Thank you for sharing your experience- so now I won't feel guilty while we are having so much fun! 




BoTaBe said:


> I personally wouldn't worry if you're doing the weaves only during training.
> My 15 months old also did the weaves!
> We started practicing with the channel when he was about 12.5 months old and closed the channel when he was approx. 14/14.5. months old.
> So once a week should be totally fine!


----------



## shepherdmom (Dec 24, 2011)

slade said:


> I was just reading the thread on agility for an 18 week old and I'm wondering how many here teach weave poles to a 15 month old?
> 
> Thanks!


I'm glad to see this message... From the title I was wondering why the heck anyone would do a hair weave on a GSD.


----------



## slade (Jan 14, 2008)

Someone else said the same thing on this thread!  Wonder how I can change the title?



shepherdmom said:


> I'm glad to see this message... From the title I was wondering why the heck anyone would do a hair weave on a GSD.


----------



## TwoBigEars (May 11, 2013)

I wouldn't bother changing the title. In an agility forum, it should be expected that "weave" is referring to the agility obstacle.


----------



## slade (Jan 14, 2008)

I think those who read that title in the Active Topics do not know that it's referring to agility!



TwoBigEars said:


> I wouldn't bother changing the title. In an agility forum, it should be expected that "weave" is referring to the agility obstacle.


----------



## shepherdmom (Dec 24, 2011)

TwoBigEars said:


> I wouldn't bother changing the title. In an agility forum, it should be expected that "weave" is referring to the agility obstacle.

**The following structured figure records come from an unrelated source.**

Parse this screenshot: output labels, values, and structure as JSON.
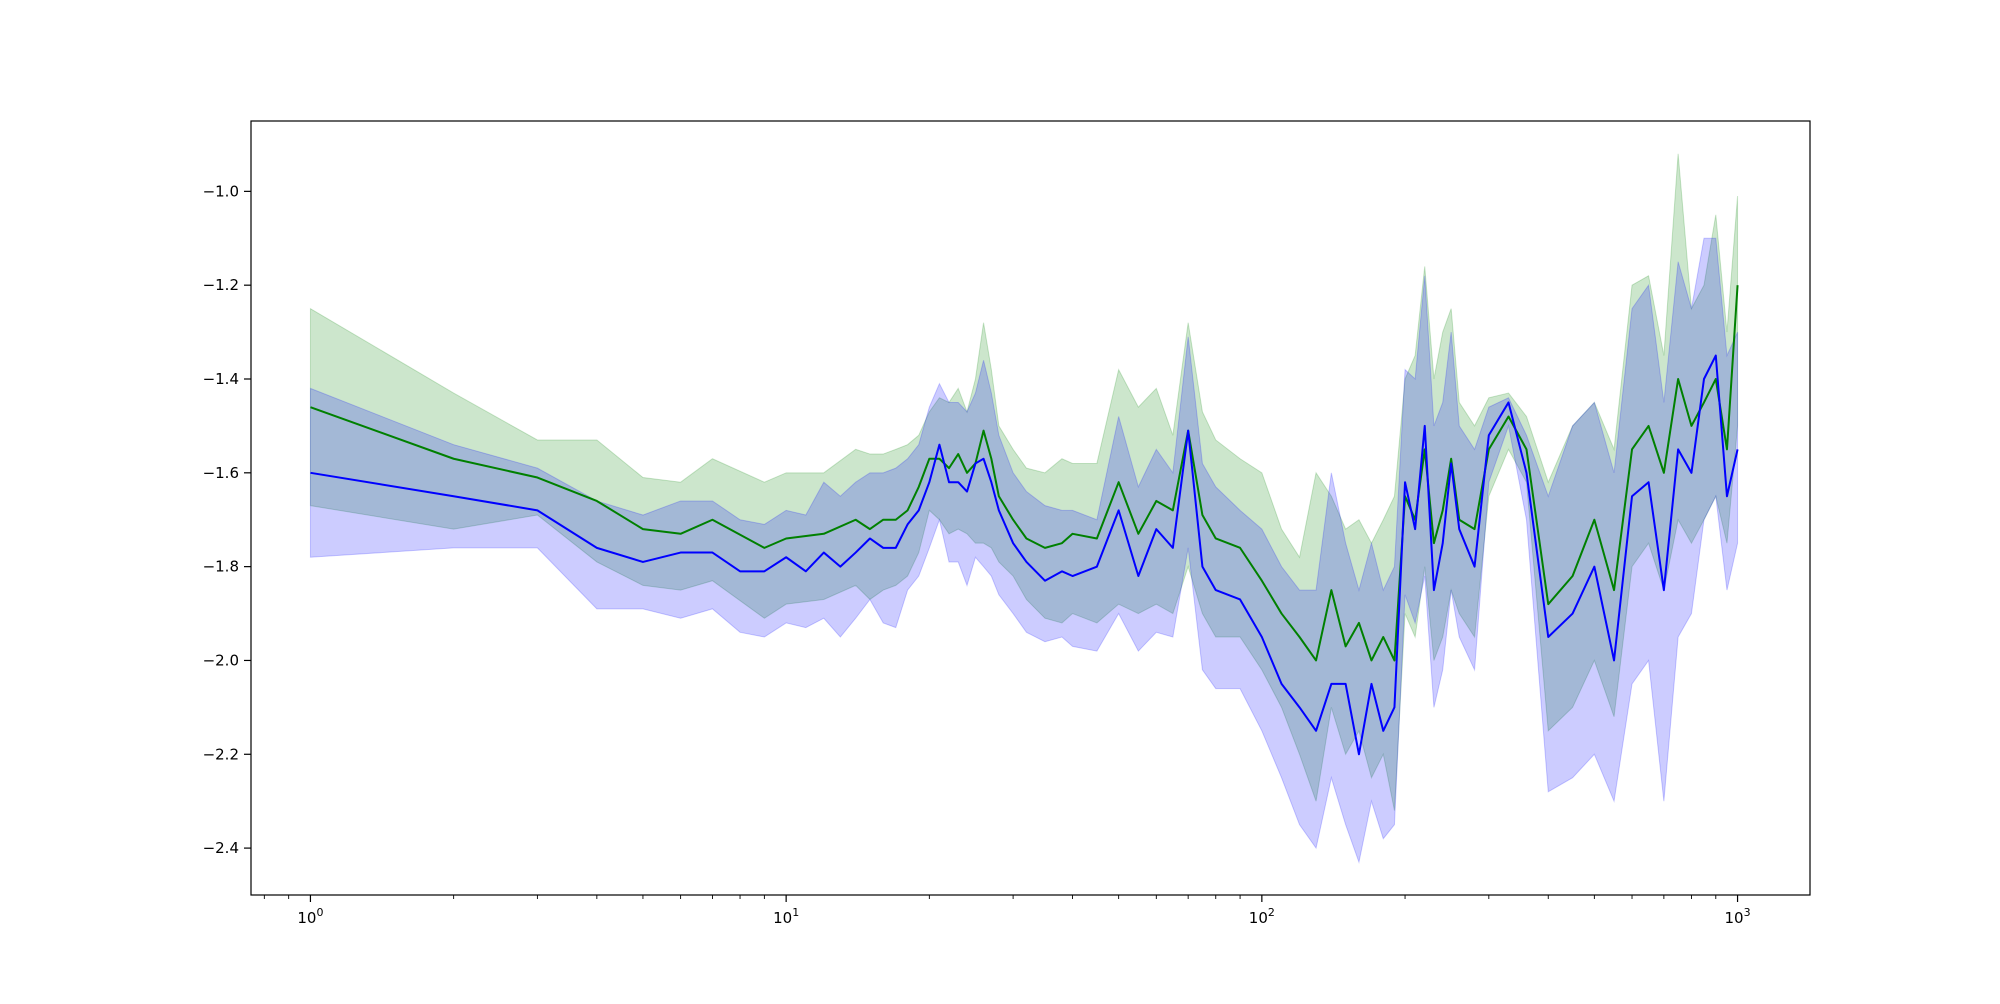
{
  "chart_data": {
    "type": "line",
    "title": "",
    "xlabel": "",
    "ylabel": "",
    "xscale": "log",
    "xlim": [
      0.75,
      1420
    ],
    "ylim": [
      -2.5,
      -0.85
    ],
    "grid": false,
    "legend": "none",
    "x_ticks": [
      {
        "value": 1,
        "base": "10",
        "exp": "0"
      },
      {
        "value": 10,
        "base": "10",
        "exp": "1"
      },
      {
        "value": 100,
        "base": "10",
        "exp": "2"
      },
      {
        "value": 1000,
        "base": "10",
        "exp": "3"
      }
    ],
    "y_ticks": [
      {
        "value": -1.0,
        "label": "−1.0"
      },
      {
        "value": -1.2,
        "label": "−1.2"
      },
      {
        "value": -1.4,
        "label": "−1.4"
      },
      {
        "value": -1.6,
        "label": "−1.6"
      },
      {
        "value": -1.8,
        "label": "−1.8"
      },
      {
        "value": -2.0,
        "label": "−2.0"
      },
      {
        "value": -2.2,
        "label": "−2.2"
      },
      {
        "value": -2.4,
        "label": "−2.4"
      }
    ],
    "series": [
      {
        "color": "#008000",
        "band_color": "#008000",
        "band_opacity": 0.2,
        "x": [
          1,
          2,
          3,
          4,
          5,
          6,
          7,
          9,
          10,
          12,
          14,
          15,
          16,
          17,
          18,
          19,
          20,
          21,
          22,
          23,
          24,
          25,
          26,
          27,
          28,
          30,
          32,
          35,
          38,
          40,
          45,
          50,
          55,
          60,
          65,
          70,
          75,
          80,
          90,
          100,
          110,
          120,
          130,
          140,
          150,
          160,
          170,
          180,
          190,
          200,
          210,
          220,
          230,
          240,
          250,
          260,
          280,
          300,
          330,
          360,
          400,
          450,
          500,
          550,
          600,
          650,
          700,
          750,
          800,
          850,
          900,
          950,
          1000
        ],
        "y": [
          -1.46,
          -1.57,
          -1.61,
          -1.66,
          -1.72,
          -1.73,
          -1.7,
          -1.76,
          -1.74,
          -1.73,
          -1.7,
          -1.72,
          -1.7,
          -1.7,
          -1.68,
          -1.63,
          -1.57,
          -1.57,
          -1.59,
          -1.56,
          -1.6,
          -1.58,
          -1.51,
          -1.57,
          -1.65,
          -1.7,
          -1.74,
          -1.76,
          -1.75,
          -1.73,
          -1.74,
          -1.62,
          -1.73,
          -1.66,
          -1.68,
          -1.51,
          -1.69,
          -1.74,
          -1.76,
          -1.83,
          -1.9,
          -1.95,
          -2.0,
          -1.85,
          -1.97,
          -1.92,
          -2.0,
          -1.95,
          -2.0,
          -1.65,
          -1.7,
          -1.55,
          -1.75,
          -1.68,
          -1.57,
          -1.7,
          -1.72,
          -1.55,
          -1.48,
          -1.55,
          -1.88,
          -1.82,
          -1.7,
          -1.85,
          -1.55,
          -1.5,
          -1.6,
          -1.4,
          -1.5,
          -1.45,
          -1.4,
          -1.55,
          -1.2
        ],
        "upper": [
          -1.25,
          -1.43,
          -1.53,
          -1.53,
          -1.61,
          -1.62,
          -1.57,
          -1.62,
          -1.6,
          -1.6,
          -1.55,
          -1.56,
          -1.56,
          -1.55,
          -1.54,
          -1.52,
          -1.47,
          -1.44,
          -1.45,
          -1.42,
          -1.47,
          -1.4,
          -1.28,
          -1.38,
          -1.5,
          -1.55,
          -1.59,
          -1.6,
          -1.57,
          -1.58,
          -1.58,
          -1.38,
          -1.46,
          -1.42,
          -1.52,
          -1.28,
          -1.47,
          -1.53,
          -1.57,
          -1.6,
          -1.72,
          -1.78,
          -1.6,
          -1.65,
          -1.72,
          -1.7,
          -1.75,
          -1.7,
          -1.65,
          -1.4,
          -1.35,
          -1.16,
          -1.4,
          -1.3,
          -1.25,
          -1.45,
          -1.5,
          -1.44,
          -1.43,
          -1.48,
          -1.62,
          -1.5,
          -1.45,
          -1.55,
          -1.2,
          -1.18,
          -1.35,
          -0.92,
          -1.25,
          -1.2,
          -1.05,
          -1.3,
          -1.01
        ],
        "lower": [
          -1.67,
          -1.72,
          -1.69,
          -1.79,
          -1.84,
          -1.85,
          -1.83,
          -1.91,
          -1.88,
          -1.87,
          -1.84,
          -1.87,
          -1.85,
          -1.84,
          -1.82,
          -1.77,
          -1.68,
          -1.7,
          -1.73,
          -1.72,
          -1.73,
          -1.75,
          -1.75,
          -1.76,
          -1.79,
          -1.82,
          -1.87,
          -1.91,
          -1.92,
          -1.9,
          -1.92,
          -1.88,
          -1.9,
          -1.88,
          -1.9,
          -1.8,
          -1.9,
          -1.95,
          -1.95,
          -2.02,
          -2.1,
          -2.2,
          -2.3,
          -2.1,
          -2.2,
          -2.15,
          -2.25,
          -2.2,
          -2.32,
          -1.9,
          -1.95,
          -1.8,
          -2.0,
          -1.95,
          -1.85,
          -1.9,
          -1.95,
          -1.65,
          -1.55,
          -1.62,
          -2.15,
          -2.1,
          -2.0,
          -2.12,
          -1.8,
          -1.75,
          -1.85,
          -1.7,
          -1.75,
          -1.7,
          -1.65,
          -1.75,
          -1.5
        ]
      },
      {
        "color": "#0000ff",
        "band_color": "#0000ff",
        "band_opacity": 0.2,
        "x": [
          1,
          2,
          3,
          4,
          5,
          6,
          7,
          8,
          9,
          10,
          11,
          12,
          13,
          14,
          15,
          16,
          17,
          18,
          19,
          20,
          21,
          22,
          23,
          24,
          25,
          26,
          27,
          28,
          30,
          32,
          35,
          38,
          40,
          45,
          50,
          55,
          60,
          65,
          70,
          75,
          80,
          90,
          100,
          110,
          120,
          130,
          140,
          150,
          160,
          170,
          180,
          190,
          200,
          210,
          220,
          230,
          240,
          250,
          260,
          280,
          300,
          330,
          360,
          400,
          450,
          500,
          550,
          600,
          650,
          700,
          750,
          800,
          850,
          900,
          950,
          1000
        ],
        "y": [
          -1.6,
          -1.65,
          -1.68,
          -1.76,
          -1.79,
          -1.77,
          -1.77,
          -1.81,
          -1.81,
          -1.78,
          -1.81,
          -1.77,
          -1.8,
          -1.77,
          -1.74,
          -1.76,
          -1.76,
          -1.71,
          -1.68,
          -1.62,
          -1.54,
          -1.62,
          -1.62,
          -1.64,
          -1.58,
          -1.57,
          -1.62,
          -1.68,
          -1.75,
          -1.79,
          -1.83,
          -1.81,
          -1.82,
          -1.8,
          -1.68,
          -1.82,
          -1.72,
          -1.76,
          -1.51,
          -1.8,
          -1.85,
          -1.87,
          -1.95,
          -2.05,
          -2.1,
          -2.15,
          -2.05,
          -2.05,
          -2.2,
          -2.05,
          -2.15,
          -2.1,
          -1.62,
          -1.72,
          -1.5,
          -1.85,
          -1.75,
          -1.58,
          -1.72,
          -1.8,
          -1.52,
          -1.45,
          -1.6,
          -1.95,
          -1.9,
          -1.8,
          -2.0,
          -1.65,
          -1.62,
          -1.85,
          -1.55,
          -1.6,
          -1.4,
          -1.35,
          -1.65,
          -1.55
        ],
        "upper": [
          -1.42,
          -1.54,
          -1.59,
          -1.66,
          -1.69,
          -1.66,
          -1.66,
          -1.7,
          -1.71,
          -1.68,
          -1.69,
          -1.62,
          -1.65,
          -1.62,
          -1.6,
          -1.6,
          -1.59,
          -1.57,
          -1.54,
          -1.46,
          -1.41,
          -1.45,
          -1.45,
          -1.47,
          -1.43,
          -1.36,
          -1.43,
          -1.52,
          -1.6,
          -1.64,
          -1.67,
          -1.68,
          -1.68,
          -1.7,
          -1.48,
          -1.63,
          -1.55,
          -1.6,
          -1.31,
          -1.58,
          -1.63,
          -1.68,
          -1.72,
          -1.8,
          -1.85,
          -1.85,
          -1.6,
          -1.75,
          -1.85,
          -1.75,
          -1.85,
          -1.8,
          -1.38,
          -1.4,
          -1.18,
          -1.5,
          -1.45,
          -1.3,
          -1.5,
          -1.55,
          -1.46,
          -1.44,
          -1.52,
          -1.65,
          -1.5,
          -1.45,
          -1.6,
          -1.25,
          -1.2,
          -1.45,
          -1.15,
          -1.25,
          -1.1,
          -1.1,
          -1.35,
          -1.3
        ],
        "lower": [
          -1.78,
          -1.76,
          -1.76,
          -1.89,
          -1.89,
          -1.91,
          -1.89,
          -1.94,
          -1.95,
          -1.92,
          -1.93,
          -1.91,
          -1.95,
          -1.91,
          -1.87,
          -1.92,
          -1.93,
          -1.85,
          -1.82,
          -1.76,
          -1.7,
          -1.79,
          -1.79,
          -1.84,
          -1.78,
          -1.8,
          -1.82,
          -1.86,
          -1.9,
          -1.94,
          -1.96,
          -1.95,
          -1.97,
          -1.98,
          -1.9,
          -1.98,
          -1.94,
          -1.95,
          -1.76,
          -2.02,
          -2.06,
          -2.06,
          -2.15,
          -2.25,
          -2.35,
          -2.4,
          -2.25,
          -2.35,
          -2.43,
          -2.3,
          -2.38,
          -2.35,
          -1.86,
          -1.92,
          -1.82,
          -2.1,
          -2.02,
          -1.85,
          -1.95,
          -2.02,
          -1.62,
          -1.5,
          -1.7,
          -2.28,
          -2.25,
          -2.2,
          -2.3,
          -2.05,
          -2.0,
          -2.3,
          -1.95,
          -1.9,
          -1.7,
          -1.65,
          -1.85,
          -1.75
        ]
      }
    ]
  }
}
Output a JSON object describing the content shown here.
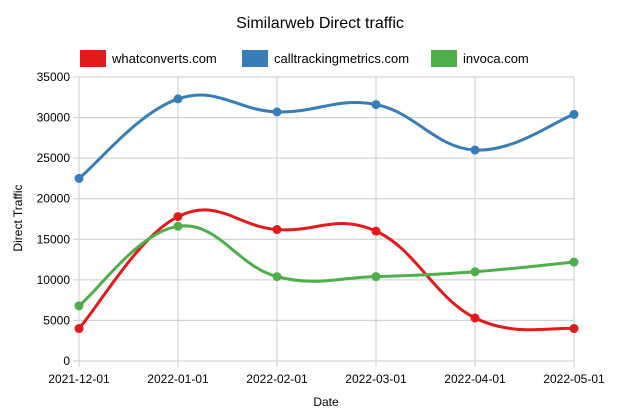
{
  "chart_data": {
    "type": "line",
    "title": "Similarweb Direct traffic",
    "xlabel": "Date",
    "ylabel": "Direct Traffic",
    "categories": [
      "2021-12-01",
      "2022-01-01",
      "2022-02-01",
      "2022-03-01",
      "2022-04-01",
      "2022-05-01"
    ],
    "ylim": [
      0,
      35000
    ],
    "yticks": [
      0,
      5000,
      10000,
      15000,
      20000,
      25000,
      30000,
      35000
    ],
    "grid": true,
    "legend_position": "top",
    "series": [
      {
        "name": "whatconverts.com",
        "color": "#e31a1c",
        "values": [
          4000,
          17800,
          16200,
          16000,
          5300,
          4000
        ]
      },
      {
        "name": "calltrackingmetrics.com",
        "color": "#377eb8",
        "values": [
          22500,
          32300,
          30700,
          31600,
          26000,
          30400
        ]
      },
      {
        "name": "invoca.com",
        "color": "#4daf4a",
        "values": [
          6800,
          16600,
          10400,
          10400,
          11000,
          12200
        ]
      }
    ]
  }
}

If you are using pet guide on your phone it doesn't show you which forum you are in. 


Sent from Petguide.com Free App


----------



## Melissa98409 (Jun 17, 2013)

I am currently teaching my 13 month old GSD agility. SO MUCH FUN! Weaves seem to be every dogs achilles heel. My trainer has a great way to teach the weaves. She starts by breaking the poles down in to two pole sections and teaches the enterances first. Then she adds two poles at a time buy kind of separates them and puts them at an angle so that it looks like a straight opening to the dog and then gradually closes the gap between the poles until they are in a straight line. It has worked fantastic for my guy.


----------